On Thu, Nov 8, 2012 at 10:26 AM, Dariusz Jemielniak darekj@alk.edu.plwrote:
in your experience, Dariusz, does this mean reviewers feel fine in placing
tons of trust in the editors and their helphands who organize the review not to tell authors who was their most brilliant reviewer?
Yes, that is my experience. In fact, I have never seen the editor revealing the reviewer's identity.
I'll note that the discussions in this thread remain "abstract" insofar as they focus on journals and editing procedures in general -- not on the specific affordances and workflows associated with wikis, or the specific needs and interests of wikistas. This isn't to say that such discussions are unimportant -- but in order to be make them somewhat more exciting (!) I think it would be good to put aside the frame of "previous experience" and return to the question:
what are we aiming for exactly?
(Because: I think it's actually something very new.)
If the question is only "how to set up a journal" then I wonder if this should be taking place off-list, since that's not really a "wiki research" question.
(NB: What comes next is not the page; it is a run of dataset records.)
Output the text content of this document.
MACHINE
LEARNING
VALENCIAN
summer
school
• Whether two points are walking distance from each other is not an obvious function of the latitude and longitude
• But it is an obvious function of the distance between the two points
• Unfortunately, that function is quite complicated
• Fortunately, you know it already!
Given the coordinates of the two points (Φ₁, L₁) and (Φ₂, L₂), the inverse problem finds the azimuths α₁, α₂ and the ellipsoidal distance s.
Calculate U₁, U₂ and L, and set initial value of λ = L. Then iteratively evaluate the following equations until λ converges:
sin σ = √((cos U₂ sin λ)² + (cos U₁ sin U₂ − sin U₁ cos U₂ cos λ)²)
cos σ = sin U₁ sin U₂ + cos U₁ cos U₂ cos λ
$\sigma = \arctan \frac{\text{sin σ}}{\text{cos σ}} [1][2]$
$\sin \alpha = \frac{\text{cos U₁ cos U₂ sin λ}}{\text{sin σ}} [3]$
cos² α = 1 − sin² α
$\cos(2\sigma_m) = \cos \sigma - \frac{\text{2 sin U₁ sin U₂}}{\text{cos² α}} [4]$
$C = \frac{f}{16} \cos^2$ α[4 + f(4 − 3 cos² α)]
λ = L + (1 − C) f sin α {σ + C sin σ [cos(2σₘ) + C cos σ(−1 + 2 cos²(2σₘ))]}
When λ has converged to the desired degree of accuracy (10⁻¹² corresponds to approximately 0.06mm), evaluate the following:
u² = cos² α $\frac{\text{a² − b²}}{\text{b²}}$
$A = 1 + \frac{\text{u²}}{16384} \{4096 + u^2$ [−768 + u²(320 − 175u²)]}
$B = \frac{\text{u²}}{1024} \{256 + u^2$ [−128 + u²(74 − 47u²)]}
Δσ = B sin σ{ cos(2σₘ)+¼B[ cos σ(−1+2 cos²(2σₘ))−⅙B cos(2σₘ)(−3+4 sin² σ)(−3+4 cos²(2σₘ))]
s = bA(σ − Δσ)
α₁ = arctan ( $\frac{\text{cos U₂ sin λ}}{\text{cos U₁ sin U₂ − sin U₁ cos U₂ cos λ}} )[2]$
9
If it is a question about "how to set up a journal that specifically meshes with the socio-technical patterns used by wiki communities", then of course it is appropriate for discussion here. (And obviously I think it's the latter!)
This point from Claudia is important -- «keep in mind that we are not talking about a traditional journal here but about "a new research journal about Wikis and about research done by using Wikis"» -- however, I think it needs expansion, or we'll just end up with some kind of turn-crank solution.
To reframe that:
What's NOT going to be traditional about this journal?